Ostrich sprinted ahead of the vehicle and a pair of springhares took off like miniature kangaroos, raising puffs of dust with each bound.

Some say that “Nxai” was named after a trap that was used by the Bushmen (the first human inhabitants of the area) to catch springhare. Springbok and impala leapt stiff-legged, displaying their strength and vivacity for any predators that might be watching.

Elusive banquet

The giant trees have change little in the past 160 years.

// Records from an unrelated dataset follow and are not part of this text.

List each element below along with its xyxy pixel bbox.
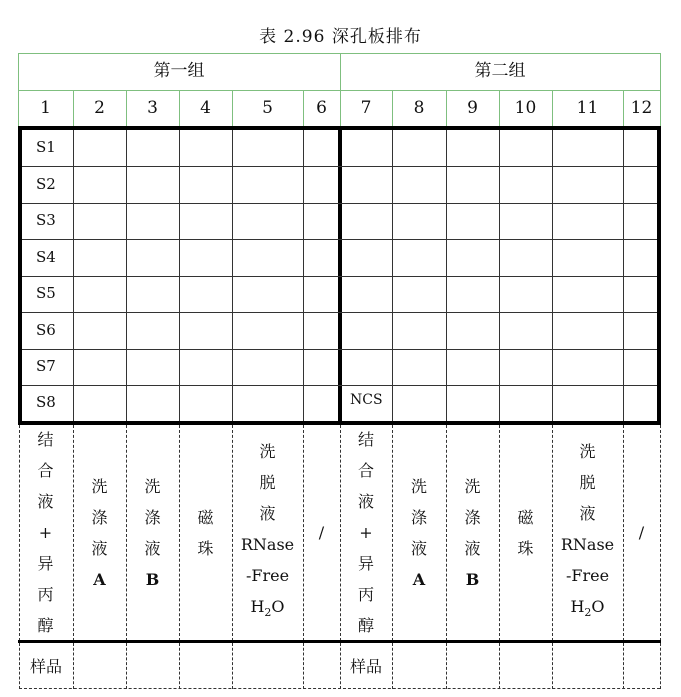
reagent-token: + xyxy=(359,523,373,542)
column-number-12: 12 xyxy=(630,98,653,118)
reagent-token: 合 xyxy=(357,461,374,480)
reagent-token: 液 xyxy=(410,538,427,558)
table-caption: 表 2.96 深孔板排布 xyxy=(259,27,422,47)
reagent-token: 磁 xyxy=(517,507,534,527)
reagent-token: RNase xyxy=(560,535,615,555)
reagent-column-10 xyxy=(499,425,552,640)
reagent-token: B xyxy=(465,569,480,589)
reagent-token: $H_2O$ xyxy=(570,597,605,620)
reagent-token: 珠 xyxy=(517,538,534,558)
column-number-2: 2 xyxy=(94,98,105,118)
reagent-token: 液 xyxy=(144,538,161,558)
reagent-token: 液 xyxy=(579,504,596,524)
reagent-token: 涤 xyxy=(464,507,481,527)
reagent-token: A xyxy=(93,569,106,589)
reagent-token: / xyxy=(638,523,645,542)
reagent-token: 洗 xyxy=(259,442,276,462)
reagent-token: -Free xyxy=(245,566,290,586)
reagent-token: 洗 xyxy=(91,476,108,496)
reagent-token: 珠 xyxy=(197,538,214,558)
reagent-token: 洗 xyxy=(464,476,481,496)
column-number-11: 11 xyxy=(576,98,599,118)
column-number-9: 9 xyxy=(467,98,478,118)
column-number-6: 6 xyxy=(316,98,327,118)
reagent-column-1 xyxy=(18,425,73,640)
reagent-token: 异 xyxy=(357,554,374,573)
row-label-s6: S6 xyxy=(36,320,56,339)
column-number-8: 8 xyxy=(413,98,425,118)
reagent-column-7 xyxy=(340,425,392,640)
reagent-token: 结 xyxy=(37,430,54,449)
reagent-token: 结 xyxy=(357,430,374,449)
column-number-1: 1 xyxy=(40,98,51,118)
reagent-column-12 xyxy=(623,425,660,640)
reagent-token: 液 xyxy=(357,492,374,511)
reagent-token: 磁 xyxy=(197,507,214,527)
column-number-10: 10 xyxy=(514,98,537,118)
row-label-s4: S4 xyxy=(36,247,56,266)
row-label-s5: S5 xyxy=(36,284,56,302)
reagent-column-5 xyxy=(232,425,303,640)
ncs-label: NCS xyxy=(350,392,383,408)
reagent-token: 涤 xyxy=(144,507,161,527)
reagent-token: 脱 xyxy=(259,473,276,493)
reagent-column-6 xyxy=(303,425,340,640)
sample-label-group-2: 样品 xyxy=(350,657,383,676)
reagent-token: RNase xyxy=(240,535,295,555)
reagent-token: 合 xyxy=(37,461,54,480)
reagent-token: $H_2O$ xyxy=(250,597,285,620)
reagent-token: / xyxy=(318,523,325,542)
reagent-column-2 xyxy=(73,425,126,640)
reagent-token: 涤 xyxy=(410,507,427,527)
reagent-column-8 xyxy=(392,425,446,640)
row-label-s8: S8 xyxy=(36,393,56,411)
sample-label-group-1: 样品 xyxy=(30,657,63,676)
reagent-token: 醇 xyxy=(37,616,54,635)
reagent-token: 醇 xyxy=(357,616,374,635)
reagent-token: 液 xyxy=(91,538,108,558)
column-number-7: 7 xyxy=(360,98,372,118)
reagent-column-3 xyxy=(126,425,179,640)
reagent-token: + xyxy=(38,523,53,542)
row-label-s1: S1 xyxy=(36,138,56,156)
reagent-token: 异 xyxy=(37,554,54,573)
reagent-token: 涤 xyxy=(91,507,108,527)
reagent-token: 脱 xyxy=(579,473,596,493)
reagent-token: -Free xyxy=(565,566,610,586)
reagent-token: 洗 xyxy=(579,442,596,462)
row-label-s2: S2 xyxy=(36,174,56,193)
reagent-token: 液 xyxy=(37,492,54,511)
column-number-3: 3 xyxy=(147,98,158,118)
group-2-label: 第二组 xyxy=(474,61,526,81)
reagent-token: 液 xyxy=(259,504,276,524)
reagent-token: A xyxy=(412,569,426,589)
reagent-column-11 xyxy=(552,425,623,640)
row-label-s7: S7 xyxy=(36,357,56,375)
reagent-token: 丙 xyxy=(357,585,374,604)
reagent-token: 丙 xyxy=(37,585,54,604)
reagent-column-4 xyxy=(179,425,232,640)
row-label-s3: S3 xyxy=(36,211,56,229)
reagent-token: 洗 xyxy=(410,476,427,496)
column-number-4: 4 xyxy=(200,98,211,118)
reagent-token: 洗 xyxy=(144,476,161,496)
reagent-token: B xyxy=(145,569,160,589)
reagent-column-9 xyxy=(446,425,499,640)
group-1-label: 第一组 xyxy=(153,61,205,81)
column-number-5: 5 xyxy=(262,98,273,118)
reagent-token: 液 xyxy=(464,538,481,558)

The giant trees have change little in the past 160 years.

Mark Eveleigh

As Mungomba unerringly followed a set of tracks to a spot where a large male cheetah stared hungrily at the elusive banquet I recalled seeing a pack of wild dogs hunting impala in this same spot years before.

The grasslands that had been lush and verdant on my previous visits were now dusty yellow. The pans were so flat that I sometimes had the impression that Mungomba was steering a boat through an archipelago of low islands. We stopped frequently to watch the hardy desert creatures — cute bat-eared foxes, regal gemsbok and tough Kalahari lions — so it was already mid-morning when the bulky forms of Baines’ Baobabs rose like an island above the horizon.

These giant trees have changed little in the 160 years since English explorer-artist Thomas Baines famously painted them.

While we enjoyed lunch under the trees — at a table that had been set up by camp staff prior to our arrival — it became obvious that the winds of change were, quite literally, blowing on the horizon. Dark clouds glowered and we started to see the occasional flash of lightning far to the south above the vast Makgadikgadi Pans.

Just as the first fat drops of water began to splat onto the thirsty pans around us a small herd of zebra appeared among the thorn-scrub.

The timing was uncanny — almost as if they’d been summoned by this first spattering of life-giving moisture. Soon a large herd of several hundred were cantering past us, lured onwards by the promise of rain and abundant grazing.

An hour later the rain was hammering down and we were shrouded — like sou’westered mariners — in waterproof ponchos as Mungomba set a course across a flooded landscape that appeared to be turning into an inland sea. Water was lapping halfway up the tires by the time he steered back into camp that afternoon.

Within two days the grasslands would be turning green and healthy. Thousands of zebras would be covering these plains, dropping their foals and recouping the strength they’d need for the 500-kilometer trek back to the north.